The teen had been partially glad for this outcome. He'd been expecting his idol to go into a fit of rage like he sometimes did when some poor soul bothered him too much. But this time Ben just worked quietly all day, never leaving the east wing of the building. In fact, Robbie had fallen asleep before he could catch him leaving to go home. He just hopped the jobman didn't do anything stupid around Ben, like make eye-contact.
Meanwhile, over in Benson's lab, Riley was testing her limits. She was the owner and leader of Sandersville, so of course everyone in town was obligated to do what she said, right? Her and Ben hardly ever made contact even when passing each other in the street, so she wasn't sure how far he would go if he got pissed off enough, but there was no way she was going to let him undermine her authority.

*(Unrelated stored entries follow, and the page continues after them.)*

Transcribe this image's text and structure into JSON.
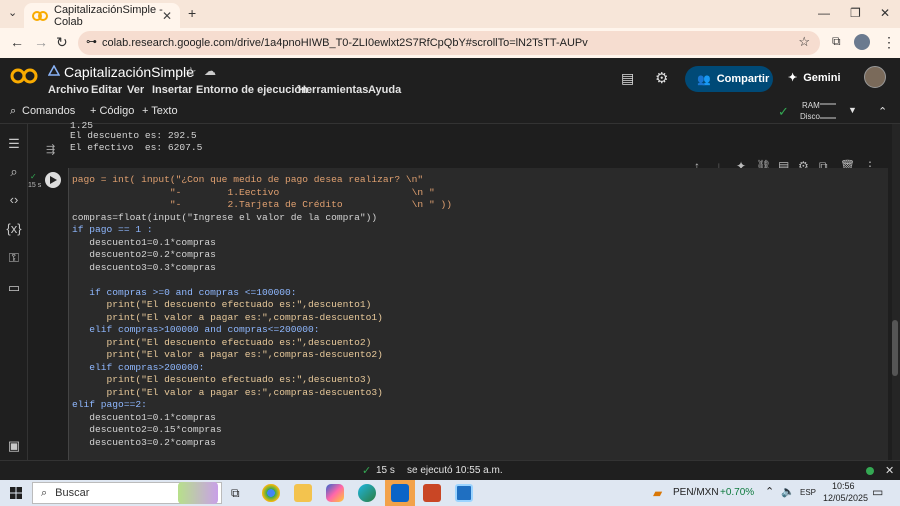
{
  "browser": {
    "tab_title": "CapitalizaciónSimple - Colab",
    "url": "colab.research.google.com/drive/1a4pnoHIWB_T0-ZLI0ewlxt2S7RfCpQbY#scrollTo=lN2TsTT-AUPv"
  },
  "colab": {
    "notebook_title": "CapitalizaciónSimple",
    "menu": [
      "Archivo",
      "Editar",
      "Ver",
      "Insertar",
      "Entorno de ejecución",
      "Herramientas",
      "Ayuda"
    ],
    "share_label": "Compartir",
    "gemini_label": "Gemini",
    "commands_label": "Comandos",
    "add_code_label": "+ Código",
    "add_text_label": "+ Texto",
    "ram_label": "RAM",
    "disk_label": "Disco"
  },
  "output_prev": {
    "line0": "1.25",
    "line1": "El descuento es: 292.5",
    "line2": "El efectivo  es: 6207.5"
  },
  "cell": {
    "exec_time": "15 s",
    "code_lines": [
      "pago = int( input(\"¿Con que medio de pago desea realizar? \\n\"",
      "                 \"-        1.Eectivo                       \\n \"",
      "                 \"-        2.Tarjeta de Crédito            \\n \" ))",
      "compras=float(input(\"Ingrese el valor de la compra\"))",
      "if pago == 1 :",
      "   descuento1=0.1*compras",
      "   descuento2=0.2*compras",
      "   descuento3=0.3*compras",
      "",
      "   if compras >=0 and compras <=100000:",
      "      print(\"El descuento efectuado es:\",descuento1)",
      "      print(\"El valor a pagar es:\",compras-descuento1)",
      "   elif compras>100000 and compras<=200000:",
      "      print(\"El descuento efectuado es:\",descuento2)",
      "      print(\"El valor a pagar es:\",compras-descuento2)",
      "   elif compras>200000:",
      "      print(\"El descuento efectuado es:\",descuento3)",
      "      print(\"El valor a pagar es:\",compras-descuento3)",
      "elif pago==2:",
      "   descuento1=0.1*compras",
      "   descuento2=0.15*compras",
      "   descuento3=0.2*compras"
    ]
  },
  "status": {
    "time": "15 s",
    "message": "se ejecutó 10:55 a.m."
  },
  "taskbar": {
    "search_label": "Buscar",
    "currency": "PEN/MXN",
    "change": "+0.70%",
    "lang": "ESP",
    "clock_time": "10:56",
    "clock_date": "12/05/2025"
  },
  "colors": {
    "accent_blue": "#0b57d0",
    "share_bg": "#004a77",
    "change_green": "#0f7b3f",
    "ok_green": "#34a853"
  }
}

"What I say goes around here, buddy." She glared at him. "And what I'm saying right now is you'd better tell me every little thing you know about jobmen."
Ben regarded her with hidden amusement. She truly thought she could force him into something he didn't want to do. He began to think of all the things he could say to her, all the different ways he could exit the room, either in an exaggerated huff or in a calm and collected manor as he asked her how her bed withstood the weight of her enormous head each night. Most of the options he considered would no doubt get him thrown out of town, but, frankly, he didn't care so much about the piss-smelling, rat infested, disease ravaged, soaking-in-liquor shit heap of a town. Then he remembered Claire, who he could never convince to leave.
"Perhaps I could share a portion of what I know, if only so you know how to keep your 'guest' from losing his mind due to the lack of proper environmental settings." He knew he was going to regret this.
"Perfect, that's just what I need. That, and a basic guide on how to, shall we say, keep his future loyalty from straying." She'd won, oh yes, she could feel it. As expected, of course, no one could say 'no' to her and get away with it.
"That will not be much of a problem. He follows those whom he believes are his 'high ranks'. If you are able to convince him to add you to his 'mental list', shall we say, he will listen to everything you have to say. Unless, that is, another jobman shows up who actually is higher ranking." He blinked thoughtfully, and what he said next nearly brought a smile to his lips. "Then, nothing you say will matter anymore."